Histoires d'info. Les catholiques s'en prennent à Godard et Scorsese
À l'heure où le film de François Ozon pourrait être repoussé en raison de la plainte déposée par le prêtre accusé de pédophilie dont le réalisateur raconte l'histoire, souvenons-nous qu'il y a une trentaine d'années, les relations entre le cinéma et les catholiques étaient éminement plus conflictuelles.
Dans les années 1980, sur fond de rivalités au sein de l'Église, deux films sont pris pour cible par des fidèles. En février 1985, sort un nouveau film de Jean-Luc Godard, Je vous salue Marie. Le réalisateur y transpose le récit de la Nativité dans le monde moderne. Les scènes de nu de Marie "blessent profondément les sentiments religieux des croyants", selon les mots de Jean-Paul II.

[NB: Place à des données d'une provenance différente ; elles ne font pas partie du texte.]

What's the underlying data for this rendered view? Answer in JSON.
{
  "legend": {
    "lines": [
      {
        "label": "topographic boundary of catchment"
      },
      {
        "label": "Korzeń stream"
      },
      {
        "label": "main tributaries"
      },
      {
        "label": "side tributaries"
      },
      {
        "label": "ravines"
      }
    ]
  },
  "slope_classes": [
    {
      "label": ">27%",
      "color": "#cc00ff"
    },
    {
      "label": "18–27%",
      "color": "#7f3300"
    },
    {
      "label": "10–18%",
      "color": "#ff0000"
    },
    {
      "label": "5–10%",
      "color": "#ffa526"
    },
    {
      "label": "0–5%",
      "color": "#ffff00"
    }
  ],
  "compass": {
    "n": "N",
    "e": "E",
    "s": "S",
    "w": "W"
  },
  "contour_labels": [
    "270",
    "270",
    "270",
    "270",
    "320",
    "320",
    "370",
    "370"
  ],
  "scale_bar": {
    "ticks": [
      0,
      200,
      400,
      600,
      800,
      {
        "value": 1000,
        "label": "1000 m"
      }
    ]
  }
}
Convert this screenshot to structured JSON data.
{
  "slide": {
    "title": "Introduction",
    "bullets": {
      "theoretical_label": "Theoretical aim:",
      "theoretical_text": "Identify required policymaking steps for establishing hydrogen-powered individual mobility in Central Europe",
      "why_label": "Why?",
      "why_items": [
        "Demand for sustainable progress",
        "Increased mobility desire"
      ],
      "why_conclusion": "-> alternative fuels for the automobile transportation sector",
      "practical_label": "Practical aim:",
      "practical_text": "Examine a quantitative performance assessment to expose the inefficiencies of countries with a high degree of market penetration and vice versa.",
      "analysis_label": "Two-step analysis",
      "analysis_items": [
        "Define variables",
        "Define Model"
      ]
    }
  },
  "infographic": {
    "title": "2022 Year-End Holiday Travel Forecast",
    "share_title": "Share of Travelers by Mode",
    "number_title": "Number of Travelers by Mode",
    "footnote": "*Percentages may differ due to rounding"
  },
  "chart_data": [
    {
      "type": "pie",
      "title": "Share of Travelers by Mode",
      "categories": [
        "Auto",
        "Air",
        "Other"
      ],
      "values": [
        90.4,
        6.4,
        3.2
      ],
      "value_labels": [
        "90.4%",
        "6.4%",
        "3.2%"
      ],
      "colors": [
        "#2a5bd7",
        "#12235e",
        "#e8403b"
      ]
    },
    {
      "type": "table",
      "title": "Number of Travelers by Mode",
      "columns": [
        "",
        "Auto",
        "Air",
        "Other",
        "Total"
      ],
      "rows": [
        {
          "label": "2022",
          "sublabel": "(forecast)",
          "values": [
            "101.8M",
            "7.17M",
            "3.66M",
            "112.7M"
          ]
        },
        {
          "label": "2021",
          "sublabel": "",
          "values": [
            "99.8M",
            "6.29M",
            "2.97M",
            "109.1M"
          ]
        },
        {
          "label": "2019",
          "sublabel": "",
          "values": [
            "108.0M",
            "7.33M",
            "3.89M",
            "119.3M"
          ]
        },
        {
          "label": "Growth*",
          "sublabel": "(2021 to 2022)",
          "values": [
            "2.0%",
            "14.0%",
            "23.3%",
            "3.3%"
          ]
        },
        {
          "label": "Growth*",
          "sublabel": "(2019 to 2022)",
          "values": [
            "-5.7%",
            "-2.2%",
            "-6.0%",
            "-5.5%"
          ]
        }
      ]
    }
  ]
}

Intégristes contre punks devant le film de Godard
Des croyants se réunissent devant les cinémas qui projettent le film en février 1985, et en particulier à Nantes, où les tensions sont très fortes : "Chaque soir depuis une semaine, une poignée d'intégristes installe un autel improvisé devant le cinéma. Seulement hier soir, les choses ont bien failli se gâter avec l'intervention de punks armés de sceaux d'eau, de boules puantes et de pétards", peut-on entendre dans les archives.
Le fait que cela ait eu lieu à Nantes n’est pas un hasard. Nantes est une place forte de l’intégrisme catholique. On y trouve Georges de Nantes, surnommé l’abbé de Nantes et fondateur de la contre-réforme catholique, mais aussi la Fraternité sacerdotale Saint-Pie-X, fondée par monseigneur Lefebvre au début des années 1970, connu notamment pour son rejet de Vatican II et la modernisation de l’Église. Mais Nantes n’est pas le seul lieu de tensions. A Tours, le cinéma de la ville est incendié.
Attentat contre le film de Scorsese
Le film de Martin Scorsese, La dernière tentation du Christ sort en 1988. Mais dès 1985, exactement au moment du film de Godard, l’Église s’inquiète du film de Scorsese, qui n’est même pas encore tourné. Scorsese n’a pas eu les financements suffisants aux États-Unis en raison de l’opposition de l’Église catholique américaine. Il demande alors une subvention au CNC. C’est alors que monseigneur Lustiger se rend personnellement à l’Élysée pour faire annuler cette subvention de trois millions de francs. François Mitterrand accédera à cette demande, légèrement contraire au principe de laïcité.
Le film sort finalement en septembre 1988. "Blasphématoire", hurlent les fervents catholiques qui ne supportent pas ce Christ essentiellement humain, un être faible, saisi par le doute et cherchant à se dérober à son destin. Pour les intégristes qui ont suivi le schismatique monseigneur Lefebvre, excommunié par le pape trois mois plus tôt. L’occasion de se faire entendre et voir comme les vrais défenseurs de la foi chrétienne est bien réelle, les projections sont là aussi l’occasion de prières de rue, mais aussi d’incidents très graves : "Dix blessés dont un grave. Un bilan qui aurait pu être encore plus lourd dans le cinéma Saint Michel à Paris", relate-t-on sur France Inter le 23 octobre 1988.
Cette brusque tension entre les catholiques et le cinéma dans les années 1980 doit beaucoup aux rapports de force conflictuels au sein même de l’Église et ne doit pas nous faire oublier que dans l’immense majorité des cas, l’Église de France accepte la laïcité et fait preuve d’une grande tolérance y compris face à des œuvres qui peuvent choquer sa foi.